Visualizing The Total Turnout Per State
Let’s take advantage of pandas
groupby and aggregation capabilities to group all of the marches in both dataframes by states and then sort by the total turnout per state.
sm_ds.groupby('State_Names').agg(['count', 'sum'])['Average'].sort_values('count', ascending=False)[0:15]
count | sum | |
---|---|---|
State_Names | ||
California | 77 | 948661 |
District Of Columbia | 1 | 750000 |
New York | 28 | 502436 |
Illinois | 9 | 262145 |
Massachusetts | 15 | 183596 |
Washington | 33 | 177439 |
Colorado | 25 | 167470 |
Oregon | 25 | 118820 |
Minnesota | 12 | 98410 |
Texas | 20 | 95415 |
Florida | 21 | 93441 |
Wisconsin | 17 | 91098 |
Pennsylvania | 24 | 87018 |
Georgia | 6 | 66185 |
North Carolina | 16 | 61778 |
The states District of Columbia, Illinois, and Georgia stand out because of how
few marches lead to such high turnouts. This is replicated for the Wikipedia dataset as well:
wiki_ds.groupby('State_Names').agg(['count', 'sum'])['Turnout'].sort_values('sum', ascending=False)[0:15]
count | sum | |
---|---|---|
State_Names | ||
California | 62 | 1184930 |
District Of Columbia | 1 | 500000 |
New York | 25 | 452916 |
Illinois | 9 | 260595 |
Washington | 27 | 213893 |
Massachusetts | 10 | 169553 |
Colorado | 16 | 162349 |
Oregon | 24 | 127856 |
Minnesota | 12 | 98274 |
Texas | 20 | 86335 |
Pennsylvania | 17 | 83540 |
Florida | 20 | 78370 |
Georgia | 6 | 62535 |
North Carolina | 11 | 59270 |
Arizona | 6 | 38450 |
Visualizing On A Map
We’ll end this post by visualizing the marches on a map of the U.S. We’ll use the
folium package, which provides a Python API for generating interactive maps (which are rendered in HTML, CSS, and JavaScript). Our blog currently doesn’t support embedded javascript unfortunately, so we’ll include screenshots here instead.

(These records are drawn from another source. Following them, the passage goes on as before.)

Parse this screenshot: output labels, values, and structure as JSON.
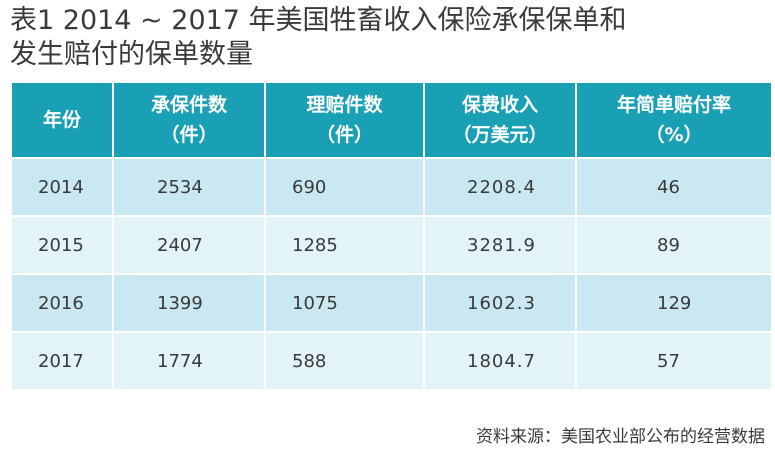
{
  "title": {
    "line1": "表1  2014 ~ 2017 年美国牲畜收入保险承保保单和",
    "line2": "发生赔付的保单数量"
  },
  "table": {
    "headers": [
      {
        "line1": "年份",
        "line2": ""
      },
      {
        "line1": "承保件数",
        "line2": "（件）"
      },
      {
        "line1": "理赔件数",
        "line2": "（件）"
      },
      {
        "line1": "保费收入",
        "line2": "（万美元）"
      },
      {
        "line1": "年简单赔付率",
        "line2": "（%）"
      }
    ],
    "rows": [
      [
        "2014",
        "2534",
        "690",
        "2208.4",
        "46"
      ],
      [
        "2015",
        "2407",
        "1285",
        "3281.9",
        "89"
      ],
      [
        "2016",
        "1399",
        "1075",
        "1602.3",
        "129"
      ],
      [
        "2017",
        "1774",
        "588",
        "1804.7",
        "57"
      ]
    ]
  },
  "source": "资料来源：美国农业部公布的经营数据",
  "colors": {
    "header_bg": "#1aa0b4",
    "row_odd_bg": "#c9e8f2",
    "row_even_bg": "#e3f4f9"
  }
}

To create a map in folium, we first need to import the relevant modules and then create a folium.folium.Map
object:
from folium.plugins import MarkerCluster
from folium import plugins
from folium.plugins import HeatMap
# Map obj
map_clusters = folium.Map()
Then, we extract the latitude and longitude values from a dataframe, convert it to numpy objects, pass those objects into the
MarkerCluster()
constructor, and then use the MarkerCluster.add_to()
method to link the cluster of markers to the map object we created.

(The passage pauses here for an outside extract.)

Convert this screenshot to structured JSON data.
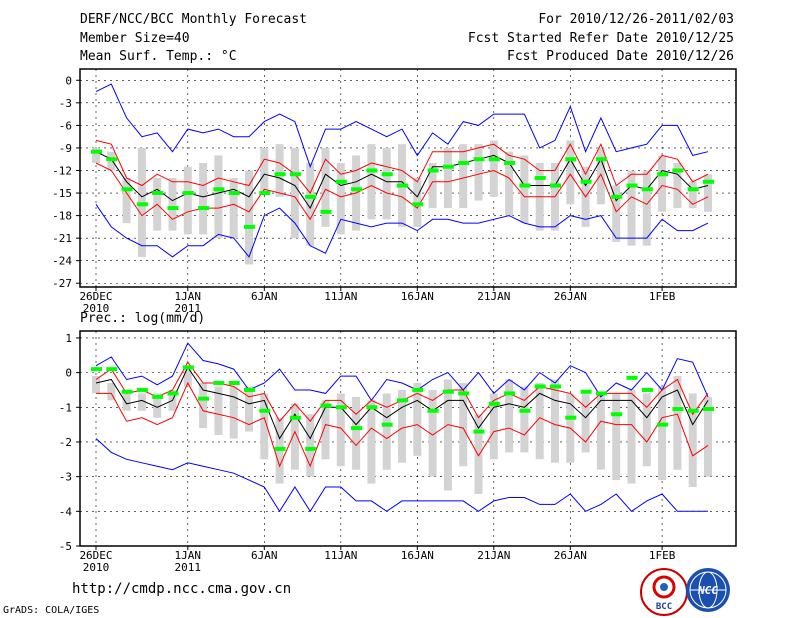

data = sm_ds[['Latitude', 'Longitude']].values
MarkerCluster(data).add_to(map_clusters)
map_clusters
Here’s what the map looks like zoomed in twice, where only clusters of marches are displayed:
As we zoom in more, individual marches are displayed as markers instead of clusters.

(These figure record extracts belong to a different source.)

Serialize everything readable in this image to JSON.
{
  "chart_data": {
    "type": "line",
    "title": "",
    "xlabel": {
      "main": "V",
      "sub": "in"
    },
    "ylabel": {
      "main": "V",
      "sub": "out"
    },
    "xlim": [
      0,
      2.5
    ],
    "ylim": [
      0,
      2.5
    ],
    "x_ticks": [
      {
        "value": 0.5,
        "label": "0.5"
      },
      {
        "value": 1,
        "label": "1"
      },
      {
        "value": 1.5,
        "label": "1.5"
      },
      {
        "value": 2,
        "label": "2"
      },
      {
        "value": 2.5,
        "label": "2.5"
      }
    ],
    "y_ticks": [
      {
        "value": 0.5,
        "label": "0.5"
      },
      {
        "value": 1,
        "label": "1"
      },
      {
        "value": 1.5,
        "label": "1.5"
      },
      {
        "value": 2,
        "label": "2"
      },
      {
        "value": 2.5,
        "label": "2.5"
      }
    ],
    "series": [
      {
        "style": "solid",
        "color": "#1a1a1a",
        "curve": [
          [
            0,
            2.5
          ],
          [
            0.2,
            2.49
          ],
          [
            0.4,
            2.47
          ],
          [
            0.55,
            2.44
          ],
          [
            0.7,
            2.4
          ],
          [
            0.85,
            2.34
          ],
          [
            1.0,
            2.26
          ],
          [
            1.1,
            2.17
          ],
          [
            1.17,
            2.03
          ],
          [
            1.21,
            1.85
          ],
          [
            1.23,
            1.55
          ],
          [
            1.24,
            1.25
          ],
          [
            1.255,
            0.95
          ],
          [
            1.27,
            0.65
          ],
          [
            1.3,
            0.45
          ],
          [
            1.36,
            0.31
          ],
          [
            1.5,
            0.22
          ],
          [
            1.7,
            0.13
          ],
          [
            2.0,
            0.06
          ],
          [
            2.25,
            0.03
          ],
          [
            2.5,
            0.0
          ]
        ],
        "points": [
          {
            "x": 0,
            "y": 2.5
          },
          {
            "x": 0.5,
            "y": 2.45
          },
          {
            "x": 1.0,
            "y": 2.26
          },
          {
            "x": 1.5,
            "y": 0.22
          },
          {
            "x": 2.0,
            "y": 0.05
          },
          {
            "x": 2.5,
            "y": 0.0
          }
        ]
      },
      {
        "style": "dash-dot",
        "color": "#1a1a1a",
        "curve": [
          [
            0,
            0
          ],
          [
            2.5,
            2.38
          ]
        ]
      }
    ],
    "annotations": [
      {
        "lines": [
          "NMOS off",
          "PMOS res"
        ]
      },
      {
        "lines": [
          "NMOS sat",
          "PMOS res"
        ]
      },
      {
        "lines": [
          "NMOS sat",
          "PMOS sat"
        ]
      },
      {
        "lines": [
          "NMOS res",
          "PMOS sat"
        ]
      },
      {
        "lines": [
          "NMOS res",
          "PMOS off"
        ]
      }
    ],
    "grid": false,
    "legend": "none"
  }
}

If we zoom in one more item and focus just on mainland U.S. (exclude Alaska, Virgin Islands, and Hawaii), we can observe a wonderful distribution of activity.
This map lets us visually understand the spectrum of marches:
We highly recommend generating these interactive maps on your own so you can explore the different marches more effectively.
Next Steps
There’s still a lot more you can explore from a visualization stand point. Here are some ideas for next steps:
- Scale the radius of the clusters and markers on the map by the turnout values (just like in the original Vox visualization).
- Created grouped bar plots that visualize counts from both datasets.
- Create a map that blends data from both datasets.
- Add county level election results data to the maps to augment the marches.
- Recreate the visualizations done on Vox here and here.